Densho Digital Archive
Emiko and Chizuko Omori Collection
Title: Hisaye Yamamoto Interview
Narrator: Hisaye Yamamoto
Interviewers: Chizu Omori (primary); Emiko Omori (secondary)
Location: San Francisco, California
Date: March 21, 1994
Densho ID: denshovh-yhisaye-01-0006

<Begin Segment 6>

CO: So how did you prepare for internment?

HY: Oh, well, the second-hand dealer in town came around to buy up stuff. And also people that had heard that there might be bargains available. So we pretty much sold everything that was sellable, including a beat-up typewriter. I didn't know I would have been allowed to take it, you know, but they told us just what we could carry in our hands, so a lot of stuff we left behind. And I don't know... Mr. Zanheiser stored quite a bit of stuff so that I have my old scrapbook and my mother's dishes and stuff like that.

CO: Okay, what about the actual physical move?

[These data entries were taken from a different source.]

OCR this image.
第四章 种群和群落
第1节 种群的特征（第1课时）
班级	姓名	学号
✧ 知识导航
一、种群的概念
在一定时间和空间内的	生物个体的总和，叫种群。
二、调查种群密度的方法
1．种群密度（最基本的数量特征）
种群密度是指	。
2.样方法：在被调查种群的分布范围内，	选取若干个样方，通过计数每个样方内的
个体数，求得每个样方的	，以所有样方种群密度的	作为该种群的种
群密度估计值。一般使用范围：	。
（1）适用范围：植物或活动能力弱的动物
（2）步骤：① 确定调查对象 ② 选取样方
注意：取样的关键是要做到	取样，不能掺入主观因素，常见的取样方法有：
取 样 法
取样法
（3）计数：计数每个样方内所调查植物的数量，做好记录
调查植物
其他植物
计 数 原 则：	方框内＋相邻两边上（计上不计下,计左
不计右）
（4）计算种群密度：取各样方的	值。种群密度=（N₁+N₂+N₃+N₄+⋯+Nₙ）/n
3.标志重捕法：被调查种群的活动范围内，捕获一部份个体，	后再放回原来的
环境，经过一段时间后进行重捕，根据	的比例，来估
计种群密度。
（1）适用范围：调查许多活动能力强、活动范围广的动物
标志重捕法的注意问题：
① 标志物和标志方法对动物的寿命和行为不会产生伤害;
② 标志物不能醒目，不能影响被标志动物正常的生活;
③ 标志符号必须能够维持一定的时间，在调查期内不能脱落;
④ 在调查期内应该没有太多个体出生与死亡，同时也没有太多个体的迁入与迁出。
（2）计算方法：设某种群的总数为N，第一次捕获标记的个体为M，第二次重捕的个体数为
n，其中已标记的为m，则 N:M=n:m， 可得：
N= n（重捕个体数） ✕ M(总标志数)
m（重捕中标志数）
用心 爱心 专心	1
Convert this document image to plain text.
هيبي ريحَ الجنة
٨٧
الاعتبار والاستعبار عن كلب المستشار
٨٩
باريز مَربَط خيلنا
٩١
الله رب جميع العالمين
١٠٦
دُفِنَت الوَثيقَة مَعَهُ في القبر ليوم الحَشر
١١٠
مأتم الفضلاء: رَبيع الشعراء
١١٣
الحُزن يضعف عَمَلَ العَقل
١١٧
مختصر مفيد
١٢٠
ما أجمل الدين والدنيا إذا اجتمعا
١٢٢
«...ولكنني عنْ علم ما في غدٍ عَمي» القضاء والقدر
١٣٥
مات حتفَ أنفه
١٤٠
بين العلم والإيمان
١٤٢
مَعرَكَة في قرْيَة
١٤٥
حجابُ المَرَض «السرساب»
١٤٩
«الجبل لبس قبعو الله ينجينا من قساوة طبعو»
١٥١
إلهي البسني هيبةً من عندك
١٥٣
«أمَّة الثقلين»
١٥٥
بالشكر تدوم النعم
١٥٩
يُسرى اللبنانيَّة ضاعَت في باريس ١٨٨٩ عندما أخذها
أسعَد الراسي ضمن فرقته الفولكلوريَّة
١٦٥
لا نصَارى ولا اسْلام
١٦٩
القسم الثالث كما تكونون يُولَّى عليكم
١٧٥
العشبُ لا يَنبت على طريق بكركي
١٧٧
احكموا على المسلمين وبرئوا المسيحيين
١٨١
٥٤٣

HY: Oh, well the train evidently came up from San Diego where they had picked up the people from the San Diego area and Imperial Valley and El Centro and places like that. They all gathered in San Diego and then they came up the coast to Oceanside where there were MPs on the train guarding us. I guess they were ready to shoot us if we tried to make a break for it or anything. And I remember the people came down from as far north as Laguna Beach because the Shimizus lived in Laguna Beach and they drove their, down in their beautiful car. And I don't know, I guess a friend was supposed to pick it up or whatever, I don't know. And here we all trooped onto the trains and I guess they gave us lunches, box lunches, on the way. But I don't know if anybody really knew where we were headed, because I sure didn't. And we wound up in Parker, Arizona. And from there we got on buses -- this was already nightfall -- and that took us into camp, you know. And in the middle of the night there's all this sand piled up all over the place and the barracks, they haven't finished building them, all of them yet, so there's lumber here and there. And I just wanted to get to a bathroom. I was really suffering. [Laughs] And I finally made my way through the sand dunes and found the latrine. And you know... and then we had to all go in this big mess hall, which had been turned into a kind of registration center and be fingerprinted and be given typhoid shots. And it was hot already. It was May, but it was already really hot in the middle of the night. And then we got assigned to our barracks. And we had to fill our own mattress ticking with straw so we could sleep that night. And nothing very pleasant, I remember.

CO: Wow. So what were your feelings?

HY: I don't know, I guess kind of numb. You just did what you were supposed to do because you couldn't believe this was all happening. You know, I guess that's the way the people in the European concentration camps did too, you know.